2. Company Branded Merch
Company merchandise or swag is an old school employee advocacy tactic, but it still works today. Giving your employees free shirts, keychains or other usable items provides people with a way to show off your brand without even trying. Any time employees wear a t-shirt or use a water bottle, they are advocating on behalf of your brand. It’s free advertising and your employees get some freebies too, so everyone’s a winner.
We recently invested in some Employment Hero Macpacs for our team here at the Sydney HQ. It’s great to see people from all over the business wearing their jackets proudly on their commutes, to important meetings and or just when they’re out and about.
3. Glassdoor Reviews
Glassdoor is a powerful tool for your employer brand. Getting employers past and present to review their experience working for your business is a great way to showcase what you offer. They will also supply people with an unbiased perspective of what your business is about.
As with every open review site, something this can skew negatively. But as long as you are open and honest in your responses to all reviews – whether they’re positive or negative – it shows you are a business that cares.
4. Build Out Your LinkedIn Careers Page
When was the last time you took a good look at your Linkedin Careers page? Do you even have a Linkedin Careers page? In all fairness, a Linkedin Careers page may not be as vital for some companies as others. However, if you can leverage social media for your employer branding presence more, why not start?
There are two main parts to your company careers page: Life and Jobs. These two tabs help to show candidates who you are and the jobs you have available. Please note that pages for Search and Staffing companies will have a What We Do tab instead of the Life tab. If you’d like to find out how you can get started and how to edit these pages, Linkedin have a bunch of handy resources which you can check out here.
Our Careers page has an intro video, showcases our founders Ben and Dave, some lovely company photos, employee perspectives and testimonials!
5. Networking and Meetups
Sometimes showing up and being present is the best way to get your employer brand out there.
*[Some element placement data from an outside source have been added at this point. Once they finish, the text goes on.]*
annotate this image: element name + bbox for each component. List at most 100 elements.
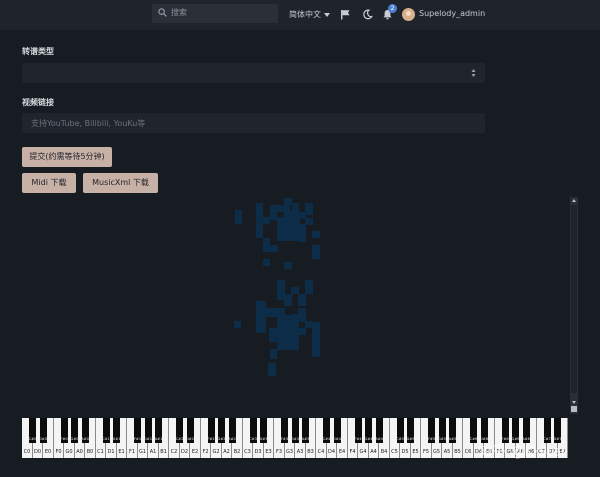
piano-key-black[interactable]: D#1: [112, 418, 121, 443]
piano-key-label: G2: [212, 449, 220, 455]
piano-key-black[interactable]: C#1: [102, 418, 110, 443]
piano-key-label: F0: [55, 449, 62, 455]
piano-key-black[interactable]: C#6: [470, 418, 477, 443]
piano-key-black[interactable]: F#2: [207, 418, 215, 443]
piano-key-black[interactable]: A#6: [522, 418, 530, 443]
piano-key-black[interactable]: A#3: [302, 418, 309, 443]
piano-key-label: D5: [401, 449, 409, 455]
piano-key-black[interactable]: G#6: [511, 418, 520, 443]
piano-key-black[interactable]: C#3: [249, 418, 257, 443]
piano-key-black[interactable]: A#1: [155, 418, 162, 443]
piano-key-label: D4: [327, 449, 336, 455]
vertical-scrollbar[interactable]: [570, 197, 578, 414]
piano-key-black[interactable]: C#7: [543, 418, 551, 443]
piano-key-black[interactable]: F#5: [428, 418, 435, 443]
piano-key-label: B1: [160, 449, 167, 455]
piano-key-label: G#2: [217, 437, 226, 441]
piano-key-black[interactable]: F#1: [134, 418, 141, 443]
piano-key-label: E3: [265, 449, 272, 455]
piano-key-black[interactable]: G#1: [143, 418, 153, 443]
piano-key-black[interactable]: A#5: [449, 418, 456, 443]
piano-key-label: A#0: [81, 437, 89, 441]
piano-key-black[interactable]: F#3: [281, 418, 288, 443]
piano-key-label: C4: [317, 449, 325, 455]
piano-key-label: A2: [223, 449, 230, 455]
piano-key-black[interactable]: A#2: [228, 418, 236, 443]
piano-key-label: B3: [307, 449, 314, 455]
piano-key-black[interactable]: G#4: [364, 418, 373, 443]
piano-key-label: C#1: [102, 437, 110, 441]
piano-key-black[interactable]: C#0: [29, 418, 36, 443]
scrollbar-thumb[interactable]: [571, 205, 577, 393]
piano-key-label: G#1: [143, 437, 153, 441]
piano-key-label: C#5: [396, 437, 404, 441]
piano-key-label: G3: [285, 449, 294, 455]
piano-key-black[interactable]: C#2: [176, 418, 183, 443]
watermark: 知乎 @K·Star: [478, 444, 567, 460]
piano-key-label: D#0: [38, 437, 48, 441]
piano-key-black[interactable]: F#6: [501, 418, 509, 443]
piano-key-label: C0: [23, 449, 31, 455]
piano-key-label: F3: [275, 449, 283, 455]
scroll-down-arrow-icon[interactable]: [572, 401, 576, 404]
piano-key-label: C#6: [469, 437, 478, 441]
piano-key-black[interactable]: C#4: [323, 418, 330, 443]
piano-key-label: C#2: [175, 437, 184, 441]
piano-key-label: F2: [202, 449, 209, 455]
piano-key-label: C3: [244, 449, 251, 455]
piano-key-label: B4: [380, 449, 388, 455]
piano-key-label: G#0: [70, 437, 79, 441]
piano-key-label: A0: [76, 449, 83, 455]
piano-key-black[interactable]: A#0: [81, 418, 89, 443]
piano-key-black[interactable]: D#5: [406, 418, 415, 443]
scroll-up-arrow-icon[interactable]: [572, 199, 576, 202]
piano-key-label: D#2: [185, 437, 195, 441]
piano-key-label: D#5: [406, 437, 415, 441]
piano-key-black[interactable]: F#0: [60, 418, 68, 443]
piano-key-black[interactable]: D#6: [480, 418, 488, 443]
piano-key-black[interactable]: D#2: [185, 418, 195, 443]
piano-key-label: E4: [338, 449, 346, 455]
piano-key-label: C1: [97, 449, 104, 455]
piano-key-black[interactable]: D#7: [553, 418, 562, 443]
piano-key-label: A#4: [375, 437, 383, 441]
piano-key-label: B5: [454, 449, 461, 455]
piano-key-black[interactable]: C#5: [396, 418, 404, 443]
piano-key-black[interactable]: G#5: [437, 418, 447, 443]
piano-key-label: G5: [432, 449, 441, 455]
piano-key-label: A1: [149, 449, 157, 455]
piano-key-label: C#4: [322, 437, 331, 441]
piano-key-label: F5: [422, 449, 430, 455]
piano-key-label: D3: [254, 449, 262, 455]
piano-key-label: C#0: [28, 437, 37, 441]
piano-key-label: G#4: [364, 437, 373, 441]
piano-key-label: F4: [349, 449, 356, 455]
piano-key-label: D#3: [259, 437, 268, 441]
piano-key-black[interactable]: D#0: [38, 418, 48, 443]
piano-key-black[interactable]: G#0: [70, 418, 79, 443]
piano-key-black[interactable]: D#3: [259, 418, 268, 443]
piano-key-label: E2: [191, 449, 199, 455]
piano-key-label: D1: [107, 449, 115, 455]
piano-key-label: C#3: [249, 437, 257, 441]
piano-key-label: D0: [33, 449, 42, 455]
piano-key-label: G#5: [437, 437, 447, 441]
piano-key-label: G0: [65, 449, 73, 455]
piano-key-label: F#1: [133, 437, 142, 441]
piano-key-black[interactable]: F#4: [354, 418, 362, 443]
piano-key-black[interactable]: D#4: [333, 418, 341, 443]
piano-key-label: G4: [359, 449, 367, 455]
piano-key-label: G#3: [290, 437, 300, 441]
piano-key-label: A#1: [154, 437, 163, 441]
piano-key-label: G1: [138, 449, 147, 455]
piano-key-black[interactable]: A#4: [375, 418, 383, 443]
piano-key-label: A#5: [448, 437, 457, 441]
piano-key-black[interactable]: G#3: [290, 418, 300, 443]
piano-key-label: D#1: [112, 437, 121, 441]
piano-key-label: A5: [443, 449, 451, 455]
piano-key-black[interactable]: G#2: [217, 418, 226, 443]
piano-key-label: F#4: [354, 437, 362, 441]
piano-key-label: C2: [170, 449, 178, 455]
piano-key-label: C5: [391, 449, 398, 455]
piano-key-label: B0: [86, 449, 94, 455]
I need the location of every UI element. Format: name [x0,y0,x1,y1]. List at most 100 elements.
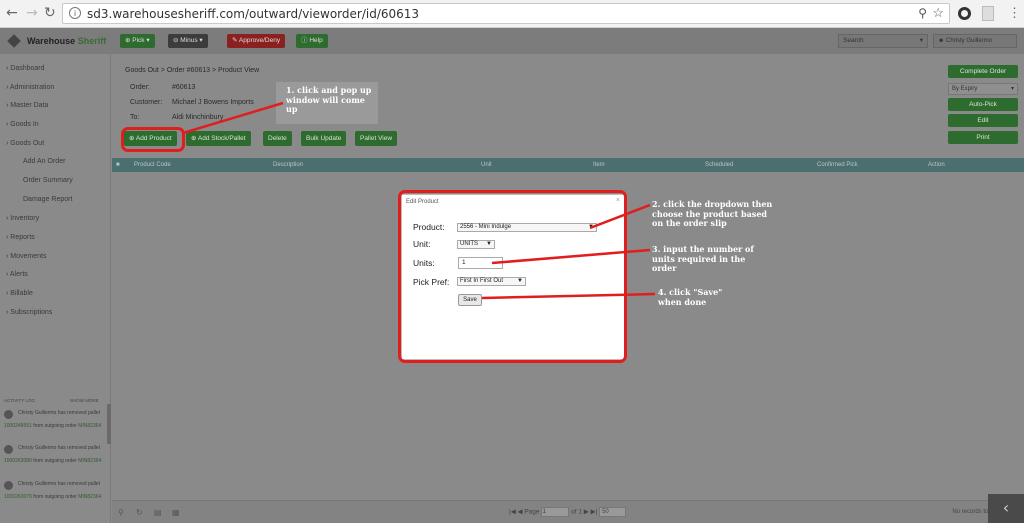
info-icon[interactable]: i [69,7,81,19]
sidebar-item-billable[interactable]: › Billable [6,290,33,297]
search-icon[interactable]: ⚲ [118,508,124,517]
next-page-icon[interactable]: ▶ [584,509,589,516]
sidebar-item-goods-out[interactable]: › Goods Out [6,140,44,147]
step4-note: 4. click "Save" when done [658,287,723,307]
order-link[interactable]: MIN82364 [78,423,101,429]
extension-icon[interactable] [958,7,971,20]
sidebar-item-label: Administration [9,84,55,91]
sidebar-item-order-summary[interactable]: Order Summary [23,177,73,184]
last-page-icon[interactable]: ▶| [591,509,598,516]
logo-icon [7,34,21,48]
chevron-left-icon[interactable]: ‹ [988,494,1024,523]
sidebar-item-label: Movements [10,253,47,260]
pallet-view-button[interactable]: Pallet View [355,131,398,146]
sidebar-item-alerts[interactable]: › Alerts [6,271,28,278]
activity-text: Christy Guillermo has removed pallet [18,445,100,451]
col-scheduled[interactable]: Scheduled [705,162,733,168]
browser-chrome: ← → ↻ i sd3.warehousesheriff.com/outward… [0,0,1024,28]
pick-button[interactable]: ⊕ Pick ▾ [120,34,155,48]
browser-menu-icon[interactable]: ⋮ [1008,5,1021,21]
activity-log: ACTIVITY LOG SHOW MORE Christy Guillermo… [0,398,111,523]
sidebar-item-goods-in[interactable]: › Goods In [6,121,39,128]
per-page-select[interactable]: 50 [599,507,627,517]
sidebar-item-label: Goods In [10,121,39,128]
document-extension-icon[interactable] [982,6,994,21]
pallet-link[interactable]: 1000263080 [4,458,32,464]
bookmark-star-icon[interactable]: ☆ [932,5,944,21]
sidebar-item-subscriptions[interactable]: › Subscriptions [6,309,52,316]
order-link[interactable]: MIN82364 [78,458,101,464]
step2-note: 2. click the dropdown then choose the pr… [652,199,773,228]
sidebar-item-inventory[interactable]: › Inventory [6,215,39,222]
user-name: Christy Guillermo [946,38,993,44]
add-stock-pallet-button[interactable]: ⊕ Add Stock/Pallet [186,131,251,146]
select-all-checkbox[interactable]: ■ [116,162,120,168]
address-bar[interactable]: i sd3.warehousesheriff.com/outward/viewo… [62,3,950,24]
back-icon[interactable]: ← [6,5,18,21]
logo-main-text: Warehouse [27,36,76,46]
help-button[interactable]: ⓘ Help [296,34,328,48]
edit-button[interactable]: Edit [948,114,1018,127]
complete-order-button[interactable]: Complete Order [948,65,1018,78]
pallet-link[interactable]: 1000263079 [4,494,32,500]
col-action[interactable]: Action [928,162,945,168]
sidebar-item-dashboard[interactable]: › Dashboard [6,65,45,72]
col-confirmed-pick[interactable]: Confirmed Pick [817,162,858,168]
chevron-down-icon: ▾ [919,37,923,44]
avatar-icon [4,445,13,454]
add-stock-label: Add Stock/Pallet [197,135,246,142]
calendar-icon[interactable]: ▦ [172,508,180,517]
zoom-icon[interactable]: ⚲ [918,6,927,20]
search-placeholder: Search [843,37,864,44]
order-label: Order: [130,84,150,91]
app-header: Warehouse Sheriff ⊕ Pick ▾ ⊖ Minus ▾ ✎ A… [0,28,1024,54]
sidebar-item-label: Alerts [9,271,28,278]
sidebar-item-reports[interactable]: › Reports [6,234,35,241]
auto-pick-button[interactable]: Auto-Pick [948,98,1018,111]
order-value: #60613 [172,84,196,91]
pick-order-select[interactable]: By Expiry ▾ [948,83,1018,95]
approve-deny-button[interactable]: ✎ Approve/Deny [227,34,286,48]
delete-button[interactable]: Delete [263,131,292,146]
reload-icon[interactable]: ↻ [44,5,56,21]
customer-value: Michael J Bowens Imports [172,99,254,106]
logo[interactable]: Warehouse Sheriff [27,36,106,46]
customer-label: Customer: [130,99,163,106]
col-unit[interactable]: Unit [481,162,492,168]
pallet-link[interactable]: 1000248551 [4,423,32,429]
activity-text: Christy Guillermo has removed pallet [18,410,100,416]
prev-page-icon[interactable]: ◀ [518,509,523,516]
order-link[interactable]: MIN82364 [78,494,101,500]
avatar-icon [4,410,13,419]
forward-icon[interactable]: → [26,5,38,21]
sidebar-item-label: Billable [10,290,33,297]
sidebar-item-master-data[interactable]: › Master Data [6,102,48,109]
activity-log-title: ACTIVITY LOG [4,398,35,403]
page-of-label: of 1 [571,508,582,516]
export-icon[interactable]: ▤ [154,508,162,517]
search-select[interactable]: Search ▾ [838,34,928,48]
activity-scrollbar[interactable] [107,404,111,444]
first-page-icon[interactable]: |◀ [509,509,516,516]
activity-text: from outgoing order [33,458,77,464]
bulk-update-button[interactable]: Bulk Update [301,131,347,146]
user-menu[interactable]: ☻ Christy Guillermo [933,34,1017,48]
col-product-code[interactable]: Product Code [134,162,171,168]
url-text[interactable]: sd3.warehousesheriff.com/outward/vieword… [87,7,419,21]
col-item[interactable]: Item [593,162,605,168]
chevron-down-icon: ▾ [1010,86,1014,92]
minus-button[interactable]: ⊖ Minus ▾ [168,34,208,48]
print-button[interactable]: Print [948,131,1018,144]
show-more-link[interactable]: SHOW MORE [70,398,99,403]
refresh-icon[interactable]: ↻ [136,508,143,517]
sidebar-item-damage-report[interactable]: Damage Report [23,196,72,203]
step1-note: 1. click and pop up window will come up [276,82,378,124]
logo-accent-text: Sheriff [77,36,107,46]
sidebar-item-movements[interactable]: › Movements [6,253,46,260]
col-description[interactable]: Description [273,162,303,168]
sidebar-item-add-an-order[interactable]: Add An Order [23,158,65,165]
page-input[interactable]: 1 [541,507,570,517]
table-footer: ⚲ ↻ ▤ ▦ |◀ ◀ Page 1 of 1 ▶ ▶| 50 No reco… [112,500,1024,523]
sidebar-item-administration[interactable]: › Administration [6,84,54,91]
user-icon: ☻ [938,38,945,44]
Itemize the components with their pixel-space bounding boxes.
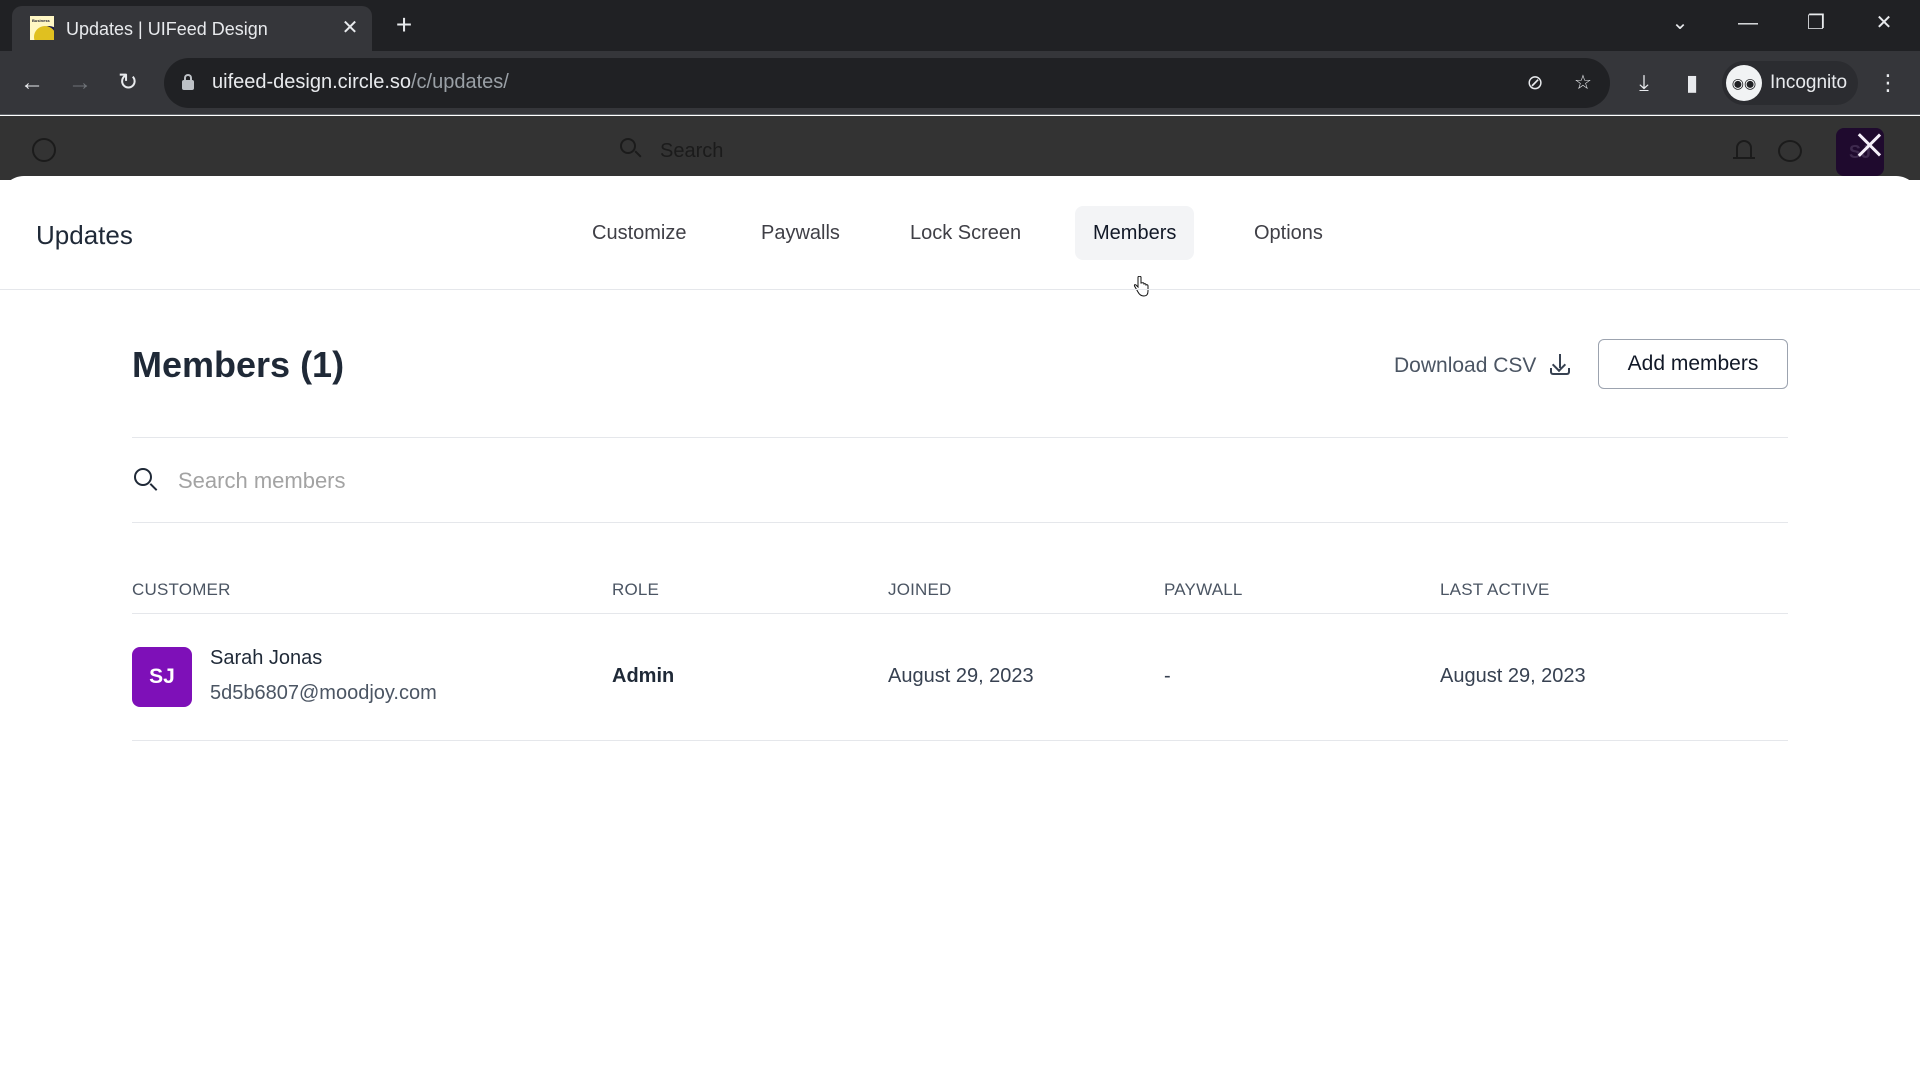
download-icon — [1548, 352, 1572, 378]
search-icon — [620, 138, 642, 160]
browser-tab-strip: Business Updates | UIFeed Design ✕ + ⌄ —… — [0, 0, 1920, 51]
add-members-button[interactable]: Add members — [1598, 339, 1788, 389]
member-avatar[interactable]: SJ — [132, 647, 192, 707]
browser-menu-icon[interactable]: ⋮ — [1870, 65, 1906, 101]
tab-paywalls[interactable]: Paywalls — [743, 206, 858, 260]
member-name[interactable]: Sarah Jonas — [210, 647, 322, 670]
restore-icon[interactable]: ❐ — [1796, 8, 1836, 38]
url-host: uifeed-design.circle.so — [212, 71, 411, 93]
minimize-icon[interactable]: — — [1728, 8, 1768, 38]
site-favicon-icon: Business — [30, 16, 54, 40]
notifications-bell-icon[interactable] — [1733, 140, 1755, 164]
address-bar[interactable]: uifeed-design.circle.so/c/updates/ ⊘ ☆ — [164, 58, 1610, 108]
app-search-bar[interactable]: Search — [608, 130, 1248, 170]
divider — [132, 522, 1788, 523]
column-header-role[interactable]: ROLE — [612, 580, 659, 600]
page-title: Members (1) — [132, 344, 345, 385]
table-header-divider — [132, 613, 1788, 614]
member-email: 5d5b6807@moodjoy.com — [210, 682, 437, 704]
browser-toolbar: ← → ↻ uifeed-design.circle.so/c/updates/… — [0, 51, 1920, 115]
tab-customize[interactable]: Customize — [574, 206, 704, 260]
lock-icon[interactable] — [182, 74, 194, 90]
browser-tab[interactable]: Business Updates | UIFeed Design ✕ — [12, 6, 372, 51]
search-members-input[interactable] — [178, 462, 1678, 500]
close-modal-icon[interactable] — [1854, 130, 1884, 160]
settings-tabs: Customize Paywalls Lock Screen Members O… — [0, 206, 1920, 297]
forward-icon[interactable]: → — [62, 65, 98, 101]
app-header: Search SJ — [0, 116, 1920, 180]
tab-lock-screen[interactable]: Lock Screen — [892, 206, 1039, 260]
member-search — [132, 438, 1788, 522]
tab-options[interactable]: Options — [1236, 206, 1341, 260]
member-paywall: - — [1164, 665, 1171, 687]
chat-bubble-icon[interactable] — [1778, 140, 1802, 162]
member-joined-date: August 29, 2023 — [888, 665, 1034, 687]
back-icon[interactable]: ← — [14, 65, 50, 101]
column-header-joined[interactable]: JOINED — [888, 580, 952, 600]
incognito-icon: ◉◉ — [1726, 65, 1762, 101]
reload-icon[interactable]: ↻ — [110, 65, 146, 101]
tab-title: Updates | UIFeed Design — [66, 19, 268, 39]
incognito-profile-button[interactable]: ◉◉ Incognito — [1722, 61, 1858, 105]
tab-close-icon[interactable]: ✕ — [338, 16, 362, 40]
space-settings-modal: Updates Customize Paywalls Lock Screen M… — [0, 176, 1920, 1080]
new-tab-icon[interactable]: + — [390, 11, 418, 40]
url-text[interactable]: uifeed-design.circle.so/c/updates/ — [212, 71, 509, 94]
pointer-hand-cursor-icon — [1133, 276, 1149, 297]
column-header-last-active[interactable]: LAST ACTIVE — [1440, 580, 1550, 600]
download-csv-label: Download CSV — [1394, 354, 1537, 377]
eye-off-icon[interactable]: ⊘ — [1522, 70, 1548, 96]
column-header-customer[interactable]: CUSTOMER — [132, 580, 231, 600]
incognito-label: Incognito — [1770, 72, 1848, 93]
member-last-active: August 29, 2023 — [1440, 665, 1586, 687]
favicon-graphic — [34, 26, 54, 40]
window-close-icon[interactable]: ✕ — [1864, 8, 1904, 38]
side-panel-icon[interactable]: ▮ — [1674, 65, 1710, 101]
table-row-divider — [132, 740, 1788, 741]
tab-search-icon[interactable]: ⌄ — [1660, 8, 1700, 38]
downloads-icon[interactable]: ⤓ — [1626, 65, 1662, 101]
app-search-placeholder: Search — [660, 140, 724, 162]
favicon-label: Business — [32, 18, 50, 23]
member-role: Admin — [612, 665, 675, 687]
url-path: /c/updates/ — [411, 71, 509, 93]
tab-members[interactable]: Members — [1075, 206, 1195, 260]
bookmark-star-icon[interactable]: ☆ — [1570, 70, 1596, 96]
search-icon — [134, 468, 160, 494]
column-header-paywall[interactable]: PAYWALL — [1164, 580, 1243, 600]
header-divider — [0, 289, 1920, 290]
community-logo-icon[interactable] — [32, 138, 56, 162]
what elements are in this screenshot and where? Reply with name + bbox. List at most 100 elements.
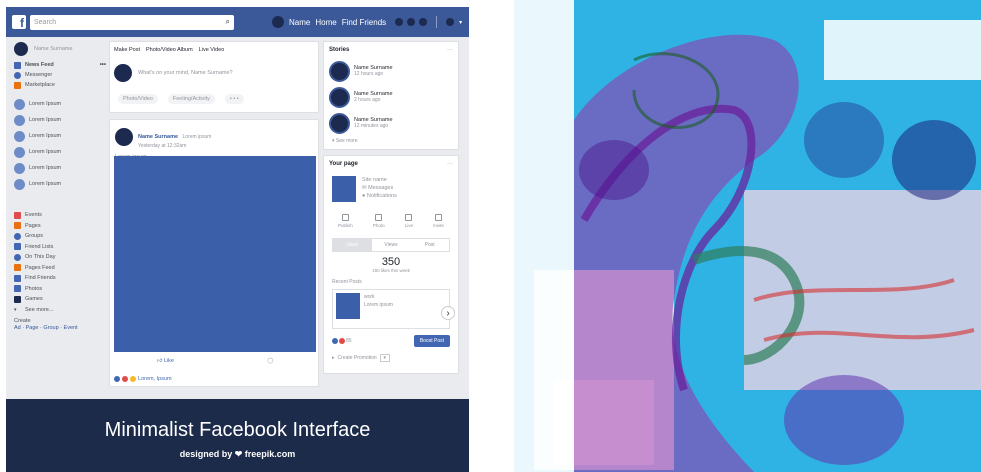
sidebar-item-label: Lorem Ipsum bbox=[29, 165, 62, 171]
tab-make-post[interactable]: Make Post bbox=[114, 47, 140, 53]
recent-post-thumbnail bbox=[336, 293, 360, 319]
page-site-name[interactable]: Site name bbox=[362, 176, 397, 184]
photo-button[interactable]: Photo bbox=[373, 214, 385, 228]
photo-icon bbox=[14, 285, 21, 293]
sidebar-item-events[interactable]: Events bbox=[14, 210, 106, 221]
search-input[interactable]: Search ⌕ bbox=[30, 14, 234, 30]
news-feed-icon bbox=[14, 61, 21, 69]
more-button[interactable]: • • • bbox=[224, 94, 244, 104]
chevron-down-icon[interactable]: ▾ bbox=[459, 19, 462, 26]
sidebar-item-groups[interactable]: Groups bbox=[14, 231, 106, 242]
post-reactions[interactable]: Lorem, Ipsum bbox=[114, 376, 172, 382]
post-author[interactable]: Name Surname bbox=[138, 134, 178, 140]
like-button[interactable]: 👍︎ Like bbox=[157, 358, 174, 364]
story-time: 12 minutes ago bbox=[354, 123, 389, 129]
sidebar-item-group[interactable]: Lorem Ipsum bbox=[14, 144, 106, 160]
avatar[interactable] bbox=[14, 42, 28, 56]
photo-video-button[interactable]: Photo/Video bbox=[118, 94, 158, 104]
sidebar-item-label: Events bbox=[25, 212, 42, 219]
scribble-artwork bbox=[514, 0, 981, 472]
tab-photo-album[interactable]: Photo/Video Album bbox=[146, 47, 193, 53]
tab-live-video[interactable]: Live Video bbox=[199, 47, 225, 53]
see-more-link[interactable]: ▾ See more bbox=[324, 136, 458, 149]
promotion-label: Create Promotion bbox=[337, 355, 377, 361]
more-icon[interactable]: ··· bbox=[447, 47, 453, 53]
sidebar-profile[interactable]: Name Surname bbox=[14, 41, 106, 57]
avatar[interactable] bbox=[115, 128, 133, 146]
sidebar-item-games[interactable]: Games bbox=[14, 294, 106, 305]
sidebar-item-label: Groups bbox=[25, 233, 44, 240]
sidebar-item-on-this-day[interactable]: On This Day bbox=[14, 252, 106, 263]
sidebar-item-marketplace[interactable]: Marketplace bbox=[14, 80, 106, 90]
tab-views[interactable]: Views bbox=[372, 239, 411, 251]
nav-profile[interactable]: Name bbox=[289, 18, 310, 27]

Reach out to your star employees and ask them to attend events and meetups for networking opportunities.
This is a perfect fit for employer branding because peers relate better to each other. It’s more natural for someone to be at an event that is relevant to them and spruik the company they’re from to others. Compare this scenario to you as a recruiter or people and culture professional looking for talent, and you can see which one works better.
Remember, your employer brand is your reputation. Ask yourself how you can create employee advocates that promote your company in a positive light.
The Key Takeaways
You’d be forgiven for feeling overwhelmed by everything I’ve just covered here so I’ll try and summarise the important points for you.
Your employer brand is your reputation
Your employee value proposition (EVP) is your offering
Strategy 1: Showcase it! Build up your employer brand backed by strong EVP
Strategy 2: Create content that speaks to the talent you want to attract
Strategy 3: Honesty and Authenticity from start to finish with candidates
Strategy 4: Employees as advocates. By leveraging a number of key channels, your employees will soon become your greatest advantage in getting your employer brand out to market.
Alex Hattingh is the Chief People Officer at Employment Hero and she has over 15 years experience in people management. Alex derives energy and passion from helping both companies and their employees succeed. Alex’s roles have covered large Fortune 500 companies through to start-ups.